O jogo entre o Start e o Flakelf foi marcado para o dia 06 de agosto. Os alemães provariam que eram superiores física e moralmente e que aquele bando de joão-ninguém sucumbiriam. Placar do jogo: 5 x 1 para o Start, um dos mais fáceis daquele campeonato. Jesse Owens já havia suplantado Hitler em Berlim, nas Olimpíadas de 36, agora seria a vez do Start, em nome dos kievanos de levar o führer ao desespero.

O Start derrotou o Flakelf numa quinta-feira, e na sexta-feira a revanche já estava definida para o dia 09. Os dizeres dos panfletos espalhados pela cidade, deixavam bem clara a insatisfação e a irritação do comando alemão. Fora o tipo de papel utilizado - o mesmo dos anúncios oficiais - outro fato que mereceu destaque foi a escalação do Start feita pelo governo da ocupação. Sim! Os alemães escalaram o time do F.C.Start!
Trusevich, Klimenko, Sviridovsky, Sukharev, Balakin, Gundarev, Goncharenko, Chernega, Komarov, Korotkykh, Putistin, Melnik, Timofeyev e Tyutchev.

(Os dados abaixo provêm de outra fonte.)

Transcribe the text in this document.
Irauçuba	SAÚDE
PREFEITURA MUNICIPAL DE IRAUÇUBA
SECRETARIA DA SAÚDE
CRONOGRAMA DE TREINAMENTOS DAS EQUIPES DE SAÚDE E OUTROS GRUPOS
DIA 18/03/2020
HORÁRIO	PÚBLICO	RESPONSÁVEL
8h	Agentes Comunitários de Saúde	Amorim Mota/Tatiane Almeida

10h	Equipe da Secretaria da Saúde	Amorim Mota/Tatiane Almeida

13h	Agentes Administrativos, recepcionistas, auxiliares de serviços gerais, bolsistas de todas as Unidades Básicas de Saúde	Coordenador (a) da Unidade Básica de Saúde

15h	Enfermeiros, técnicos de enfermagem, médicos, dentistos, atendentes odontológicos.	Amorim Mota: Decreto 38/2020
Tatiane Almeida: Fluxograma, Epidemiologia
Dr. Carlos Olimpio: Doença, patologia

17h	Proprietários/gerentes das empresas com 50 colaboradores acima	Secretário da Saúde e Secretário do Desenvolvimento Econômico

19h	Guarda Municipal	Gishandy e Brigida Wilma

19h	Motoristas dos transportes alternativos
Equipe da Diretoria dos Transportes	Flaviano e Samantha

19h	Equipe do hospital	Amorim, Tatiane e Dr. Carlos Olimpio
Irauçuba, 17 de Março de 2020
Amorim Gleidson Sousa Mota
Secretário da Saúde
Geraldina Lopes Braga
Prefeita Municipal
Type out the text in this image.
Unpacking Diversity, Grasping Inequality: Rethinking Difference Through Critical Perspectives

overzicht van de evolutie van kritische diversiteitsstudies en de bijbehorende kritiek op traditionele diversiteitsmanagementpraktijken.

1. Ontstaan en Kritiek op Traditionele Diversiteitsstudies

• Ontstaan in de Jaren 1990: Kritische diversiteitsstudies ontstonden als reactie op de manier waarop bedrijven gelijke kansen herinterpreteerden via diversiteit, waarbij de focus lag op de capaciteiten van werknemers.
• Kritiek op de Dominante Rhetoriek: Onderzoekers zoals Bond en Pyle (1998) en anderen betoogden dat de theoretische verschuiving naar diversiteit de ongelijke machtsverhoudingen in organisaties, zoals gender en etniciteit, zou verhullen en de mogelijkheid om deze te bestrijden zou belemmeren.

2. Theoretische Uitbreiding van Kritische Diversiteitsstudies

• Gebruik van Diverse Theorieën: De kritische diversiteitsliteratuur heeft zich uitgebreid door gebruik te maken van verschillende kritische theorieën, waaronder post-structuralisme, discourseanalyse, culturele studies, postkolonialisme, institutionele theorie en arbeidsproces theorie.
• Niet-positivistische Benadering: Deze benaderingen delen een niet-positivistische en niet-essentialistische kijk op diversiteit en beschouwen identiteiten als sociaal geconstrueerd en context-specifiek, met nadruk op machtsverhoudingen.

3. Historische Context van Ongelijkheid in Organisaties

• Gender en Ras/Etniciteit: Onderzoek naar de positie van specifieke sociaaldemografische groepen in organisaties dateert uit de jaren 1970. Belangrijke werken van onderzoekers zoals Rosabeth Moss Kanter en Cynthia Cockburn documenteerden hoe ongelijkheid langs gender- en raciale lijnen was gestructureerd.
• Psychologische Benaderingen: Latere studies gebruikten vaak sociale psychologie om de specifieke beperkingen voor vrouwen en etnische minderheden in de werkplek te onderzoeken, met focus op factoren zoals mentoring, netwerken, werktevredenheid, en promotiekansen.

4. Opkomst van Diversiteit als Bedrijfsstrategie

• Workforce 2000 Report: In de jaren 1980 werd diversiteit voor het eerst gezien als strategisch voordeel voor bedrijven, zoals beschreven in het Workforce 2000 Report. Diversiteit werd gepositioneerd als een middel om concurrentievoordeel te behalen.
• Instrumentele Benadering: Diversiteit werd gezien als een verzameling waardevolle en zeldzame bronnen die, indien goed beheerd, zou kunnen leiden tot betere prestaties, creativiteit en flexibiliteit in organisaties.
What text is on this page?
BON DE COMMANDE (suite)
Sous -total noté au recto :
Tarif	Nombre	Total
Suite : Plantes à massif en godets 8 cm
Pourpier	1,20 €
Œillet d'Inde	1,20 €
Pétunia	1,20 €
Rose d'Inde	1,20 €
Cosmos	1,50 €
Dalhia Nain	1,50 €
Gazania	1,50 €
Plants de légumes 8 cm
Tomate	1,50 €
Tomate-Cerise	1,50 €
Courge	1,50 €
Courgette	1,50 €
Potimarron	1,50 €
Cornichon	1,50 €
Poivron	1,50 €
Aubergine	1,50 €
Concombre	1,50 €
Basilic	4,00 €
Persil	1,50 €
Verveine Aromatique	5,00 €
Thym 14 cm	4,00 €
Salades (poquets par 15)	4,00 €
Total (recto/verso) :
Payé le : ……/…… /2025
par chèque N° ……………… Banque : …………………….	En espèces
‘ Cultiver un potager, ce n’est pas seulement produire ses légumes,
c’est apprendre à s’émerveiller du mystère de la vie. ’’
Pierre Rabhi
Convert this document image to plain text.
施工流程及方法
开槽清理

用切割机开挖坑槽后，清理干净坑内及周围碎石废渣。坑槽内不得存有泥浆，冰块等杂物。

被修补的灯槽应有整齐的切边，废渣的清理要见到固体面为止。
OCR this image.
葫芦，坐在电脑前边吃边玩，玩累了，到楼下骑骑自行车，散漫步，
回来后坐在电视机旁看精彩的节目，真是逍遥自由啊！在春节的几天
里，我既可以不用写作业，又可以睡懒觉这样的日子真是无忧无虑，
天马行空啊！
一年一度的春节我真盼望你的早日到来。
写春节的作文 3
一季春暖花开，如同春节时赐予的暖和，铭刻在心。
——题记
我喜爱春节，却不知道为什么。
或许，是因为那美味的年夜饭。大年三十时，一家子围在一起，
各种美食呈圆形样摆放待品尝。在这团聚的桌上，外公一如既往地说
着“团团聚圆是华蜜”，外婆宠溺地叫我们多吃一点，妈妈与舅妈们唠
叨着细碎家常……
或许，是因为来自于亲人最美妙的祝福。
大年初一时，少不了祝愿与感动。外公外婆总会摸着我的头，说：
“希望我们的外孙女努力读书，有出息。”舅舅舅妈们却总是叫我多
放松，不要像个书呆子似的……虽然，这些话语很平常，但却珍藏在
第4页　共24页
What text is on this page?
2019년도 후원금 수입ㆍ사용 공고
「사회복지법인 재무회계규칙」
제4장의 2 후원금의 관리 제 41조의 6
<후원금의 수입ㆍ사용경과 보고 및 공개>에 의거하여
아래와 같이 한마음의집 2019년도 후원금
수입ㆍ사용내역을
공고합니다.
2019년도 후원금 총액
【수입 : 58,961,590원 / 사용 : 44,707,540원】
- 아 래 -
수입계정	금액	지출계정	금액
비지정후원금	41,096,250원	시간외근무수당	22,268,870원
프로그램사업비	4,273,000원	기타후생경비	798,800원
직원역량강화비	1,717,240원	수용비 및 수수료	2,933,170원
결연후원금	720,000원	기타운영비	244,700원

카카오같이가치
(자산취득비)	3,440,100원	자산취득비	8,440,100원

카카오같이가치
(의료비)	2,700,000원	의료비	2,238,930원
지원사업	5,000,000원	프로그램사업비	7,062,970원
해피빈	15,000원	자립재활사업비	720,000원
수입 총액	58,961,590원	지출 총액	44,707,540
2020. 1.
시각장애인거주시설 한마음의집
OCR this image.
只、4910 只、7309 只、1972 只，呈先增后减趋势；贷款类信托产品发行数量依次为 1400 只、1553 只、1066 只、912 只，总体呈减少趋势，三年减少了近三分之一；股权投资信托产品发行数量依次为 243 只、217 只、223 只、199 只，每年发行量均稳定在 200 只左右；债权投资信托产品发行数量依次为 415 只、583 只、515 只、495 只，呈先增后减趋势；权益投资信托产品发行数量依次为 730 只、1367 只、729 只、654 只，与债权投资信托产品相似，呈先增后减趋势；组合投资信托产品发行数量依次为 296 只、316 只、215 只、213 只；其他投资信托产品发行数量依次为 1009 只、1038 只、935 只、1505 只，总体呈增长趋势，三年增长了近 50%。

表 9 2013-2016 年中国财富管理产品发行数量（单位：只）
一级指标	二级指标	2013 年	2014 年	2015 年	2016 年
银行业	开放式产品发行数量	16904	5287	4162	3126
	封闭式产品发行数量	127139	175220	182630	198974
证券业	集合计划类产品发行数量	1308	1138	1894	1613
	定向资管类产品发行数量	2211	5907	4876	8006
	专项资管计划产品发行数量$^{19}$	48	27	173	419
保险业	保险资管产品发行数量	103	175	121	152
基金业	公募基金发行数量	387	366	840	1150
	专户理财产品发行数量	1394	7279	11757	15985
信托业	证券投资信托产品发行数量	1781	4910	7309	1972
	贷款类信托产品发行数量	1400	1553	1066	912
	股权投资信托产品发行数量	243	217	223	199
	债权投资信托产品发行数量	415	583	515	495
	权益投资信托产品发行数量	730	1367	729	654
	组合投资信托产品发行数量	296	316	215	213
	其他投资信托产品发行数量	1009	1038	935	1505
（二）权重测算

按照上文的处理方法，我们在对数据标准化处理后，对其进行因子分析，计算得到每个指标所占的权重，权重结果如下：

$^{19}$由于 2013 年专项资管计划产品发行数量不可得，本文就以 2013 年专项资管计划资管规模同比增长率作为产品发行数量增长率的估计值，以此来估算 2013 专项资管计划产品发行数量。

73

Interessante na escalação feita pelo governo da ocupação é que Gundarev era um jogador do Rukh, que atuou apenas na primera partida pelo Start por falta de jogador. E a ausência de Kuzmenko, um dos mais amados e carismáticos da equipe.

Tudo nesta partida foi diferente, a começar da presença do alto comando alemão, soldados com cães na entrada e ao longo do gramado, as arquibancadas foram destinadas aos soldados alemães e o juíz era SÓ um soldado da SS. Este entrou no vestiário do F.C.Start antes do início da partida para dizer algumas palavras: "Sou o juíz de hoje. Sei que o time de vocês é muito bom. Por favor, sigam as regras, não infrinjam qualquer regra e antes do jogo cumprimentem seus adversários à nossa maneira". Isto dito de forma bastante pausada e sem alterar a voz e muito embora seu dicurso tenha sido polido e quase cortês, havia algo de sinistro naquilo tudo.
Tão logo o "juíz" deixou o vestiário, o clima ficou tenso e os jogadores se reuniram como em qualquer outro vestiário. Sobre o que se conversou alí, não se sabe, a única coisaque se pode imaginar é pelo que foi visto em campo.
Os soldados do Flakelf saudaram a tribuna do auto comando com "Heil Hitler" e a multidão aguardou para ver o que os jogadores do Start fariam. A apreensão tomou conta. Todos quietos e os jogadores de cabeça baixa. Um a um, os braços foram erguidos. Os torcedores do Start estavam confusos. Mas quando todos os braços estavam no alto, os jogadores do Start os dobraram sobre o peito e gritaram: "FizcultHura!". O alto comando alemão ficou estupefato. Os torcedores ucranianos aplaudiram e a escolha do termo utilizado para saudação nada mais é do que vida longa ao esporte.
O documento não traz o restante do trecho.